Zurück zur Wanderung
Da wir den beschwerlichen steilen Weg nach Mambach nicht nochmals gehen wollten, verliessen wir den Hauptweg und suchten eine Abkürzung. Der Weg verlief sich jedoch in einem Dickicht. Nun gingen wir wieder auf den geteerten Hauptweg zurück und mussten einen riesigen Umweg in Kauf nehmen. Aber das hatte sich gelohnt.
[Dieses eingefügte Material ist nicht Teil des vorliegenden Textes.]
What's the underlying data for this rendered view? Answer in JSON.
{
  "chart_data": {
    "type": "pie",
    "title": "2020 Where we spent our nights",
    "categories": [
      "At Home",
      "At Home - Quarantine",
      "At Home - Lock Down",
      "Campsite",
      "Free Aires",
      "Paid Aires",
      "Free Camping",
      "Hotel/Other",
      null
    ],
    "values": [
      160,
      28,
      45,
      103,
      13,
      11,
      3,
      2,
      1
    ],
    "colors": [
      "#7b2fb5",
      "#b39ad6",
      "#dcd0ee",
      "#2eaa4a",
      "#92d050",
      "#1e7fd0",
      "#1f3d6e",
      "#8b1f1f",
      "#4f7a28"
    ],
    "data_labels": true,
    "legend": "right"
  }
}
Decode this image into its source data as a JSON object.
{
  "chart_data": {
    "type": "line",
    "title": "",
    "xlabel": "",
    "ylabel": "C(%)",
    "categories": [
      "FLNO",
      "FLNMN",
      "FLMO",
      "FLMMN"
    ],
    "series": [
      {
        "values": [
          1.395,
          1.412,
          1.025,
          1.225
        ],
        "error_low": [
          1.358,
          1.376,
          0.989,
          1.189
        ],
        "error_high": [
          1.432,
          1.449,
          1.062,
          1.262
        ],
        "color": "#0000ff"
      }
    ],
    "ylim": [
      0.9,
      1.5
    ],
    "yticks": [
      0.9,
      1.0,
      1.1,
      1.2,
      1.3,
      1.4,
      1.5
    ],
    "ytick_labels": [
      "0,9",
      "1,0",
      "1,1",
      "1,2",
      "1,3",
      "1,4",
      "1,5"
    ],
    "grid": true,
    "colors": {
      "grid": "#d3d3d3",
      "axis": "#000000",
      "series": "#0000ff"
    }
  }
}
An einem eingezäunten Grundstück entdeckten wir ein Schild am schmiedeeisernen Gartentor mit der Aufschrift „Warnung vor dem Hund!“ Aber am Tor stand kein Hund, der die Zähne fletschte und herumbellte, sondern 2 Esel, die neugierig die Wanderer betrachteten. Diese ungewöhnliche Szene habe ich in einem Foto festgehalten. Das Foto sandte ich an die Redaktion der „Badischen Zeitung". Am 05.10.2009 wurde es mit folgendem Text abgedruckt:
Vierbeinig sind die beiden Esel auch, die offenbar für den Hund eingesprungen sind und dieses Grundstück in der Nähe von Zell-Mambach bewachen. BZ-Leser Heinz Scholz hat dieses ungewöhnliche Bildmotiv entdeckt und das Foto geschossen."
 
Bald nach der Begegnung mit den beiden friedlichen Tieren konnte Ewald sein Pilzgericht genüsslich verzehren. Seine Frau ass von diesem Gericht nichts. Sie sagte noch: „Pilze esse ich nur, wenn sie mein Bruder sammelt.“
Ich teile die Ansicht, dass sich auch Brüder irren können ...
 
Literatur
Dähnke, Rose Marie: „200 Pilze“, AT Verlag, Aarau und Stuttgart 1994.